Sono passati oltre cinque mesi dalla repentina caduta di Kabul per mano dei Talebani, il 15 agosto 2021. Dopo l’annuncio del disimpegno statunitense, l’esercito afghano si era rapidamente sfaldato e il presidente Ashraf Ghani costretto a riparare all’estero. Mentre il mondo inorridiva per le scene apocalittiche all’aeroporto, con centinaia di voli al giorno stipati all’inverosimile da esuli in fuga per evitare la morte, i vecchi padroni riprendevano possesso di Kabul seminando terrore e fanatismo religioso.

Con il cambio di regime ha ripreso piede il business principale dei signori del terrore: quello dell’oppio, con cui i Talebani sperano di far fronte al taglio degli aiuti da parte delle potenze occidentali. Nonostante attualmente versi in uno stato pietoso, in futuro l’Afghanistan potrebbe diventare un narcostato investito da un fiume di denaro che andrebbe a ingrossare le fila del terrorismo islamico. L’oppio è il succo lattiginoso estratto dalle capsule non mature di alcune varietà di papavero e da esso si ricavano morfina ed eroina.

La coltivazione di oppio in Afghanistan

La coltivazione dell’oppio su larga scala è iniziata dopo l’invasione militare sovietica del dicembre 1979. Oggi, secondo l’Ufficio delle Nazioni Unite contro la droga (UNODC), i boss afgani controllano circa l’85% della produzione mondiale.
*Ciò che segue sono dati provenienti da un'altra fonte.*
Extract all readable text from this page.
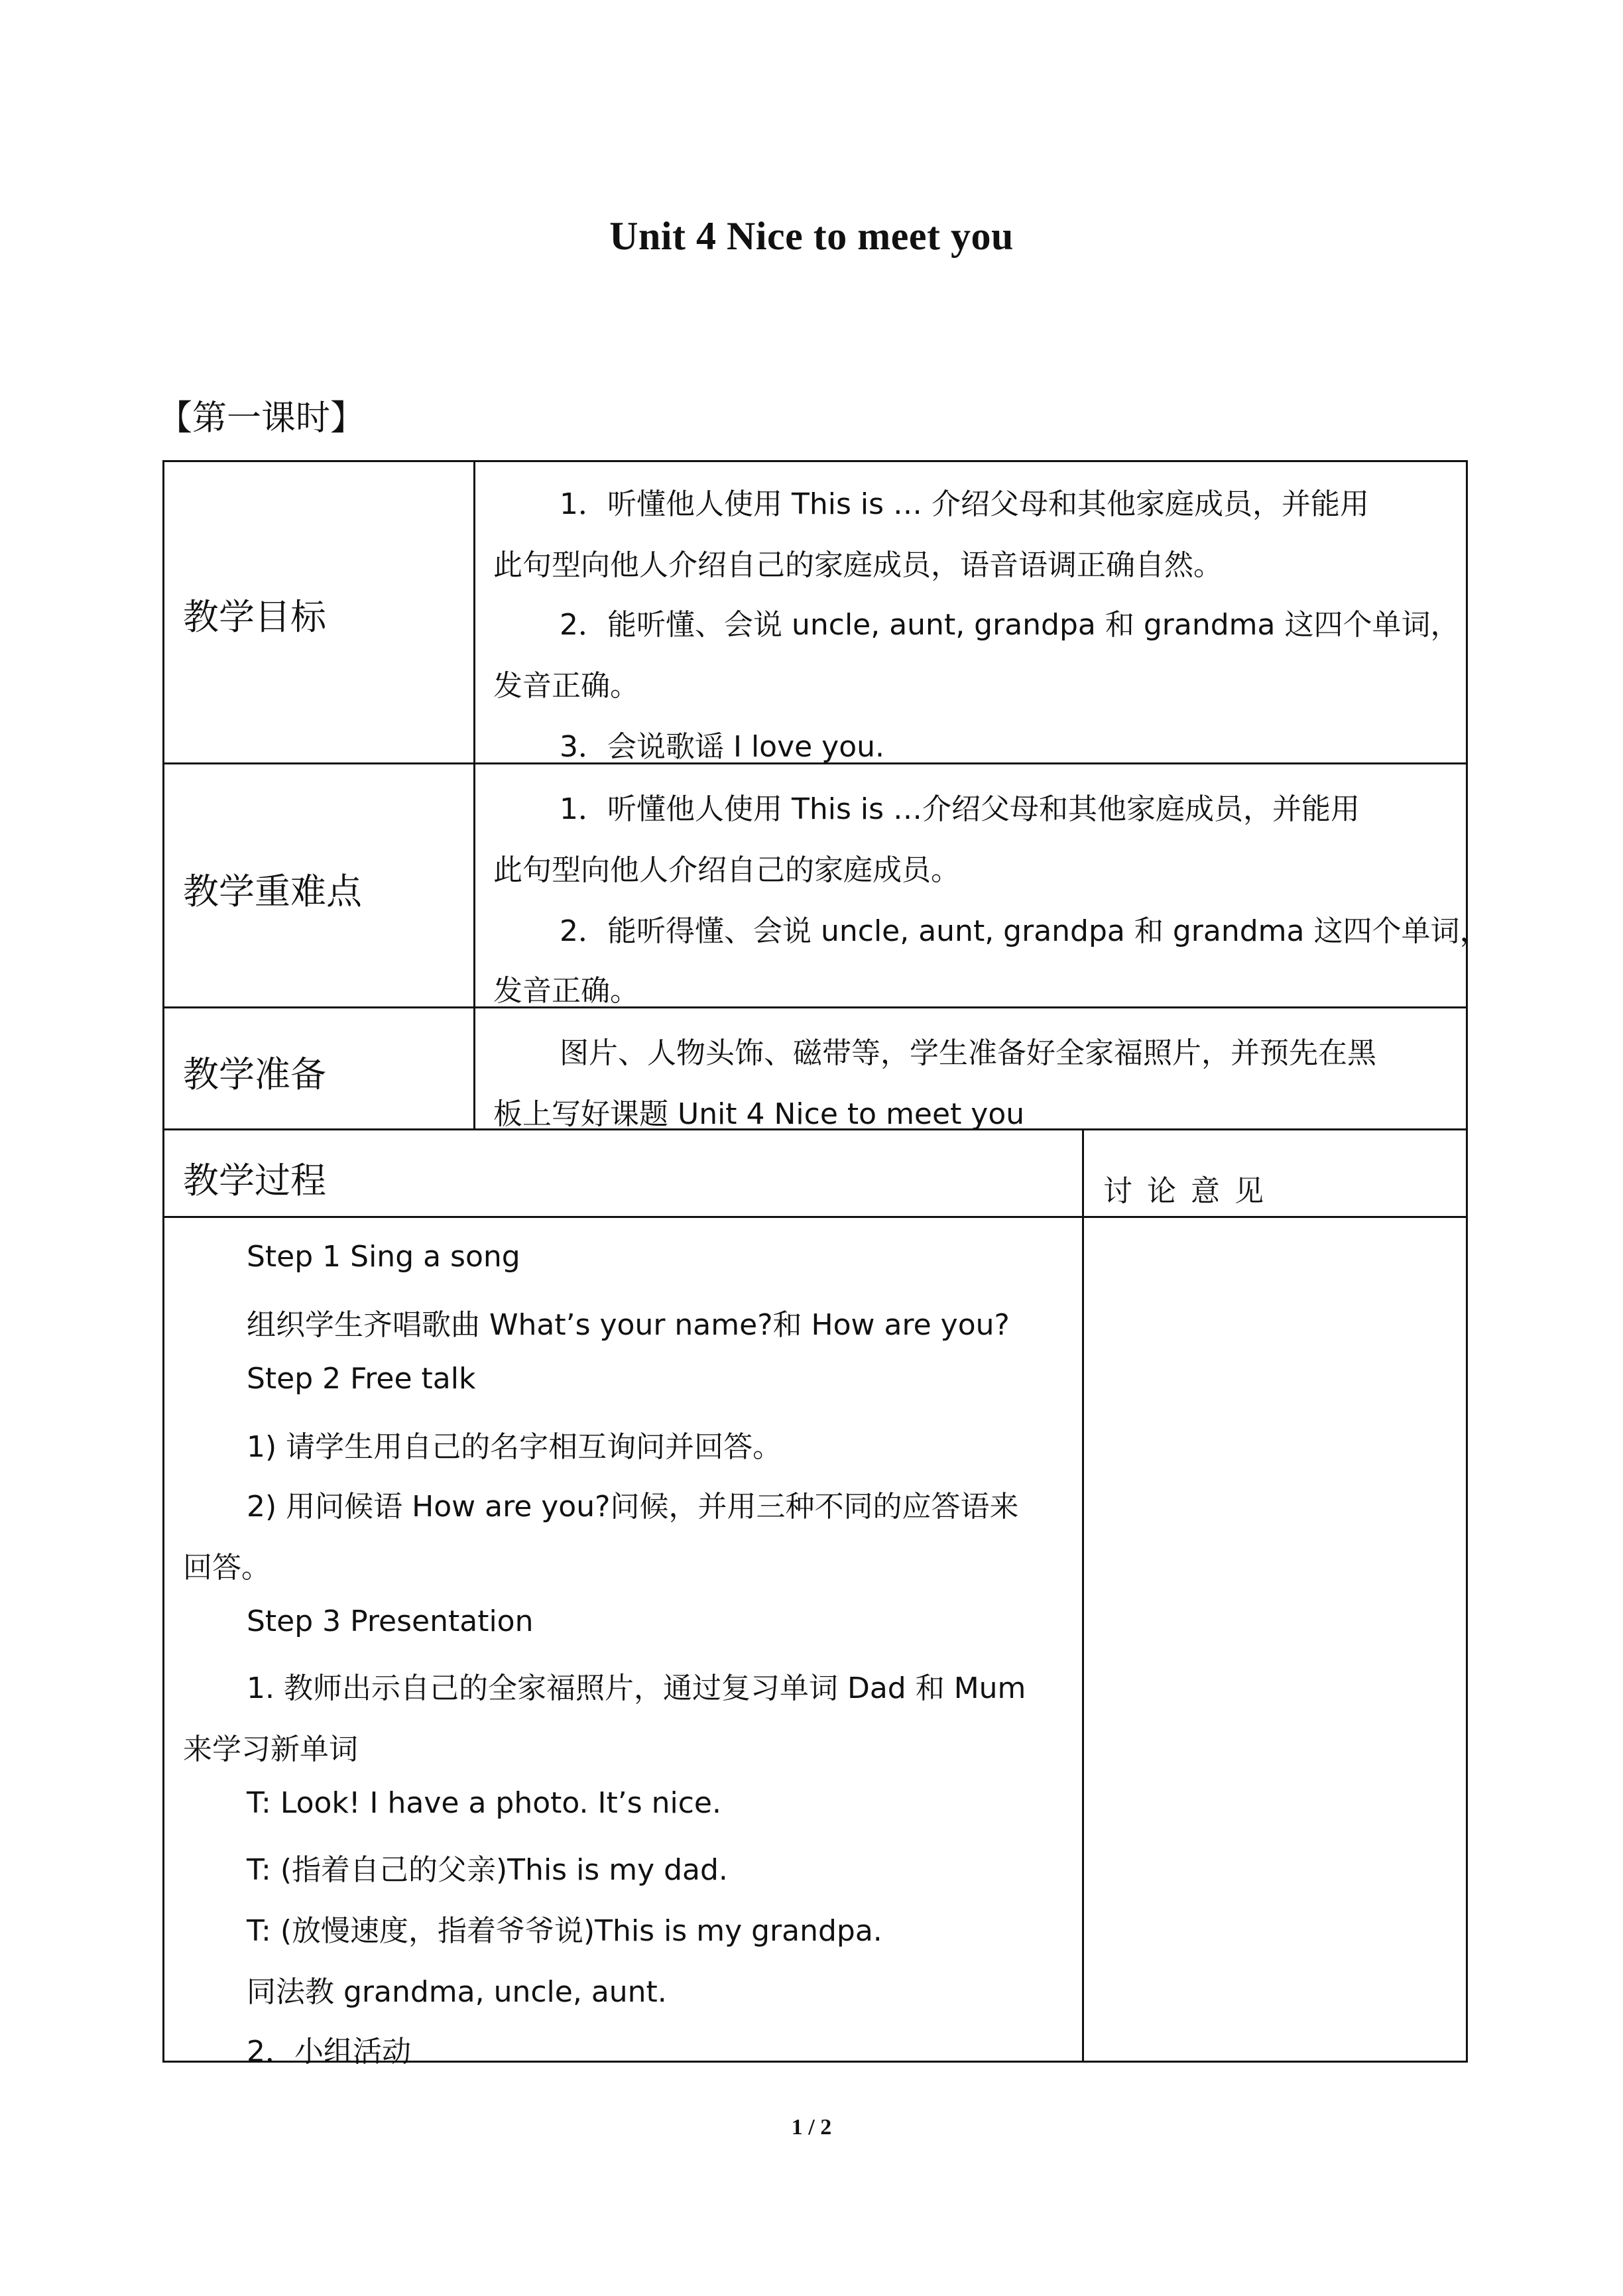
Unit 4 Nice to meet you
【第一课时】
教学目标
1．听懂他人使用 This is … 介绍父母和其他家庭成员，并能用
此句型向他人介绍自己的家庭成员，语音语调正确自然。
2．能听懂、会说 uncle, aunt, grandpa 和 grandma 这四个单词，
发音正确。
3．会说歌谣 I love you.
教学重难点
1．听懂他人使用 This is …介绍父母和其他家庭成员，并能用
此句型向他人介绍自己的家庭成员。
2．能听得懂、会说 uncle, aunt, grandpa 和 grandma 这四个单词，
发音正确。
教学准备
图片、人物头饰、磁带等，学生准备好全家福照片，并预先在黑
板上写好课题 Unit 4 Nice to meet you
教学过程	讨论意见
Step 1 Sing a song
组织学生齐唱歌曲 What’s your name?和 How are you?
Step 2 Free talk
1) 请学生用自己的名字相互询问并回答。
2) 用问候语 How are you?问候，并用三种不同的应答语来
回答。
Step 3 Presentation
1. 教师出示自己的全家福照片，通过复习单词 Dad 和 Mum
来学习新单词
T: Look! I have a photo. It’s nice.
T: (指着自己的父亲)This is my dad.
T: (放慢速度，指着爷爷说)This is my grandpa.
同法教 grandma, uncle, aunt.
2．小组活动
1 / 2
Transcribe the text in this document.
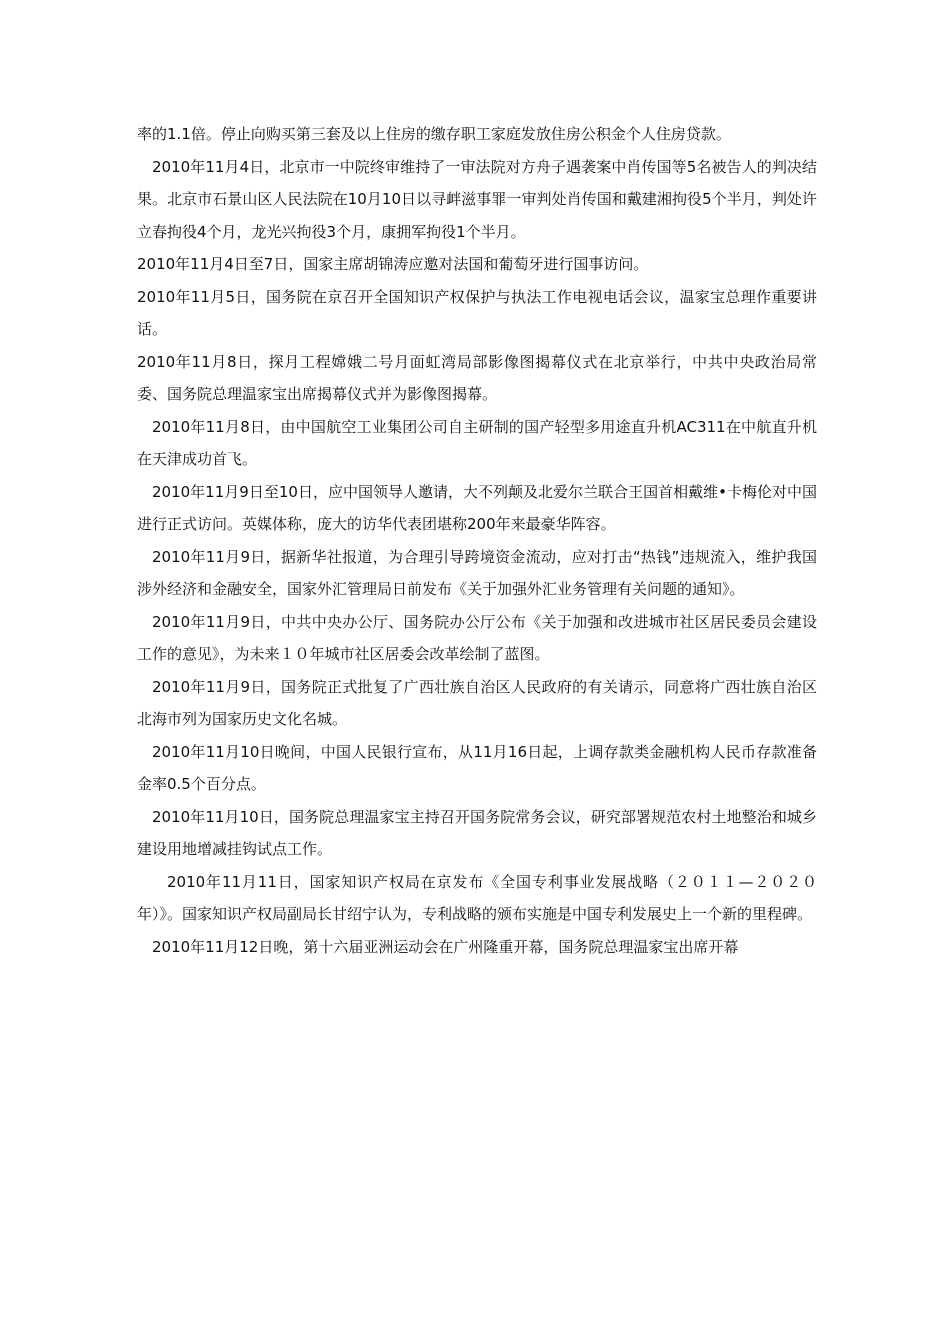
率的1.1倍。停止向购买第三套及以上住房的缴存职工家庭发放住房公积金个人住房贷款。

2010年11月4日，北京市一中院终审维持了一审法院对方舟子遇袭案中肖传国等5名被告人的判决结果。北京市石景山区人民法院在10月10日以寻衅滋事罪一审判处肖传国和戴建湘拘役5个半月，判处许立春拘役4个月，龙光兴拘役3个月，康拥军拘役1个半月。

2010年11月4日至7日，国家主席胡锦涛应邀对法国和葡萄牙进行国事访问。

2010年11月5日，国务院在京召开全国知识产权保护与执法工作电视电话会议，温家宝总理作重要讲话。

2010年11月8日，探月工程嫦娥二号月面虹湾局部影像图揭幕仪式在北京举行，中共中央政治局常委、国务院总理温家宝出席揭幕仪式并为影像图揭幕。

2010年11月8日，由中国航空工业集团公司自主研制的国产轻型多用途直升机AC311在中航直升机在天津成功首飞。

2010年11月9日至10日，应中国领导人邀请，大不列颠及北爱尔兰联合王国首相戴维•卡梅伦对中国进行正式访问。英媒体称，庞大的访华代表团堪称200年来最豪华阵容。

2010年11月9日，据新华社报道，为合理引导跨境资金流动，应对打击“热钱”违规流入，维护我国涉外经济和金融安全，国家外汇管理局日前发布《关于加强外汇业务管理有关问题的通知》。

2010年11月9日，中共中央办公厅、国务院办公厅公布《关于加强和改进城市社区居民委员会建设工作的意见》，为未来１０年城市社区居委会改革绘制了蓝图。

2010年11月9日，国务院正式批复了广西壮族自治区人民政府的有关请示，同意将广西壮族自治区北海市列为国家历史文化名城。

2010年11月10日晚间，中国人民银行宣布，从11月16日起，上调存款类金融机构人民币存款准备金率0.5个百分点。

2010年11月10日，国务院总理温家宝主持召开国务院常务会议，研究部署规范农村土地整治和城乡建设用地增减挂钩试点工作。

2010年11月11日，国家知识产权局在京发布《全国专利事业发展战略（２０１１—２０２０年）》。国家知识产权局副局长甘绍宁认为，专利战略的颁布实施是中国专利发展史上一个新的里程碑。

2010年11月12日晚，第十六届亚洲运动会在广州隆重开幕，国务院总理温家宝出席开幕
Quando nel 2001 gli Stati Uniti invasero il paese per rovesciare i Talebani, la produzione crollò da una media di 2000 tonnellate a solo 78. Presto la tendenza si invertì e nel 2020 si sono registrate 6.300 tonnellate di oppio, un record destinato ad essere superato in futuro.

La coltivazione di oppio in Afghanistan

Piantagione in Afghanistan (via Pexels)

Mike Marsac, funzionario in pensione della Drug Enforcement Administration, ha raccontato gli stretti legami tra narcotrafficanti e Talebani. Il suo collega Keith Bishop, che ha operato presso una base congiunta di DEA e polizia afghana a Kabul, ha rivelato che il regime considera l’oppio un’arma per annientare i suoi nemici in patria e nel mondo. Nei venti anni di occupazione gli occidentali hanno provato a spezzare il legame tra cartello e Talebani, ma inutilmente. Si è provato a finanziare alcuni capi di tribù afghane per allontanarli dal regime, ma soltanto per scoprire che quasi tutti facevano il doppio gioco.

Un business da capogiro

Le cifre sono impressionanti: secondo l’Ufficio delle Nazioni Unite contro la droga e il crimine, la coltivazione di oppio in Afghanistan genera un fatturato compreso tra 1,2 e 2,1 miliardi di Dollari all’anno. Nel 2010 il paese è diventato il più grande produttore mondiale di hashish e, dal 2015, produce anche metanfetamina. Nel 2018 la BBC ha rivelato che, nelle province da loro controllate, i Talebani imponevano una tassa del 10% in ogni fase del processo di produzione dell'oppio incassando cifre da capogiro, secondo alcuni 1,5 miliardi di Dollari.

L’abbondanza di offerta ha determinato un forte calo dei prezzi, ma ormai i Talebani sono così potenti da potersi permettere di manipolare il mercato. Dalla scorsa estate questo stato asiatico controllato da fanatici religiosi dispone del monopolio mondiale della produzione di oppio ed eroina. Non è difficile immaginare che questi proventi andranno ad ingrossare il budget del terrorismo islamico con ricadute su tutto il pianeta. Il mondo potrebbe presto trovarsi a fare i conti con il narcostato più ricco e meglio armato mai visto.